The protests had an energy that had not been seen in many years in Iran and they lasted for weeks, despite a sustained effort right from the start to bludgeon the protestors into silence.
In a model that would be copied elsewhere in the region during the Arab uprisings of 2011, the protesters had to use their cellphones, Twitter and Facebook to cover the events for the world to see. The foreign journalists, by that point, were gone.
Eventually, the protesters, too, were gone from the streets — cowed, rounded up, imprisoned, threatened, exiled, or killed.
This time, the regime wants to keep it that way. No surprises.
As Canada's Department of Foreign Affairs often reminds us, it is "the sole prerogative of each country or region to determine who is allowed to enter."
But by restricting foreign media access — on top of maintaining strict rules that prevent local journalists from reporting freely, prohibiting independent election observers and blocking the internet to hamper citizen reporting — the regime is denying its own citizens, and the rest of the world, the chance to decide for themselves whether this election and its results are as credible as the regime would like them to be.
"As news agencies in Iran cannot tackle sensitive subjects and are obliged to employ a number of so-called 'journalists' who are in fact intelligence officers, foreign media coverage of the persecution of Iranian journalists and civil society is a matter of great importance," says a recent report by Reporters Without Borders.
The group also offers advice to journalists who are entering Iran on how to safely navigate a country considered by the organization as an "Enemy of the Internet."
We weren't entirely free to do as we pleased when we covered the last election in Iran. We didn't have a choice on where to stay, and we had to be accompanied by a minder wherever we went. We knew our emails and phone calls were being monitored.
But we spoke to voters at the polls, to many figures of the opposition, to Shirin Ebadi, the Nobel Prize-winning human rights advocate, as well as to figures on the government side.
We attended the rallies, on both sides, and later witnessed the protests even as the motorcycle riding Basij chased down young men and women in the streets. And we were able to report all of what we saw.
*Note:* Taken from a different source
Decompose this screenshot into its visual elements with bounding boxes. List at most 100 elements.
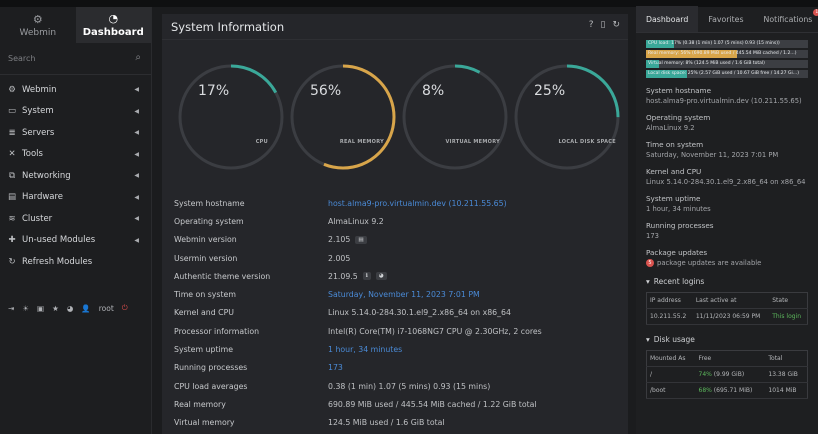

For weeks afterwards, though, we had to rely on citizen reports and video to try to tell the story of what was happening in Iran from abroad.
Could these people do that again this time given all the restrictions? Far from certain.
Some are convinced, given that the simmering anger and passion remains, that the answer is yes.
I recently met Sina Motalebi, believed to be the first Iranian blogger to have been arrested in Iran. He was thrown into solitary confinement for three weeks for having an opinion, and now works for the BBC's Persia unit in London.
"When you have something to say, when other means of communications is closed to you," he says, "you will find a way to express yourself, even if all the doors are closed."